Publié le 23 juillet 2020 Mis à jour le 22 juillet 2020 Gwenole Guiomard

TEMOIGNAGES – Rester au chaud et progresser quand même ? C’est possible selon Laura, jeune banquière, qui a été augmentée de 5000 euros cette année après avoir élargi son périmètre de poste. Julien, quant à lui, a vu son salaire annuel grimper progressivement de 45 à 70 000 € au fil des prises de poste en interne. Dans sa dernière étude sur les progressions professionnelles*, l’Apec prévient que les cadres devront se contenter de la mobilité interne si les offres d’emploi continuent à manquer. Qu’à cela ne tienne. Cadremploi vous aide à préparer le coup d’après avec Nathalie Le Sassier, Joëlle Planche-Ryan et Cindy Triaire, trois coachs en stratégie de carrière. Définir ses priorités, communiquer, se former, étendre son réseau… des travaux à mener dès cet été pour un repositionnement cet automne !
Décrocher une promotion : comment agir dès cet été ?

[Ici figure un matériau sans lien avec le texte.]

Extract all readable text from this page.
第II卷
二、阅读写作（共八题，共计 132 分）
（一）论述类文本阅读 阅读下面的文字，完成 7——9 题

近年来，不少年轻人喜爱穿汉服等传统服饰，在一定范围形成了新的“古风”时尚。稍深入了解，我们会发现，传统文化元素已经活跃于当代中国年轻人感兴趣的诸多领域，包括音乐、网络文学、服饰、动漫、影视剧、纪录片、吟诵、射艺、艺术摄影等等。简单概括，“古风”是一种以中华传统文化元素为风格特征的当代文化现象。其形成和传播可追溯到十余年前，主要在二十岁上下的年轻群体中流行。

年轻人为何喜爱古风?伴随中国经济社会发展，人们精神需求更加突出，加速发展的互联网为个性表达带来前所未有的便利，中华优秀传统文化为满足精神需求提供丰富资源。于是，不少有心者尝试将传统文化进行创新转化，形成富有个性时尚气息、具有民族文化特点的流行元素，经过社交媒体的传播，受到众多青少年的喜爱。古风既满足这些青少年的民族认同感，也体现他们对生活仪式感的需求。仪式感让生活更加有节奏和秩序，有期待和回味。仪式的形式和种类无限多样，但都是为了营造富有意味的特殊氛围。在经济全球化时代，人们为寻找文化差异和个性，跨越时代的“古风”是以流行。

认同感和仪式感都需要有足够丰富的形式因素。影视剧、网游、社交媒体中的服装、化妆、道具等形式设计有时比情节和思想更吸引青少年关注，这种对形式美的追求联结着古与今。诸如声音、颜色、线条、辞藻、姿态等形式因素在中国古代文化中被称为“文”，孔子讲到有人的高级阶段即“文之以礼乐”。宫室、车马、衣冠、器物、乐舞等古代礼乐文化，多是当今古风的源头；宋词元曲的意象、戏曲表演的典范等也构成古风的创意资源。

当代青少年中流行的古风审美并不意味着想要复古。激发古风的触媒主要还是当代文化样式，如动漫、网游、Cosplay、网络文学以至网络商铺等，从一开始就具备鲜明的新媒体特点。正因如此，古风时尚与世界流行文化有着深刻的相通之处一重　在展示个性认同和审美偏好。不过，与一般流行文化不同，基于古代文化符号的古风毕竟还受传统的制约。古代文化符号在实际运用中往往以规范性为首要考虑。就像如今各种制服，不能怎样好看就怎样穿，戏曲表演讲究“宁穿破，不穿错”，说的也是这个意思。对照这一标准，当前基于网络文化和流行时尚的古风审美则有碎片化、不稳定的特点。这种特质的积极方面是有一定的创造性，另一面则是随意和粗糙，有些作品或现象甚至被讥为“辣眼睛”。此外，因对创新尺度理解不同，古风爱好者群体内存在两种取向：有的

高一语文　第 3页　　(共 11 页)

Dans sa dernière étude sur les mobilités professionnelles post-confinement*, l’Apec prévient les cadres qui ont des fourmis dans les jambes : « Alors que la vitalité du marché de l'emploi cadre avait boosté la mobilité professionnelle ces dix dernières années, la mobilité interne, moins soumise aux aléas conjoncturels, pourrait constituer une alternative aux velléités de changement ».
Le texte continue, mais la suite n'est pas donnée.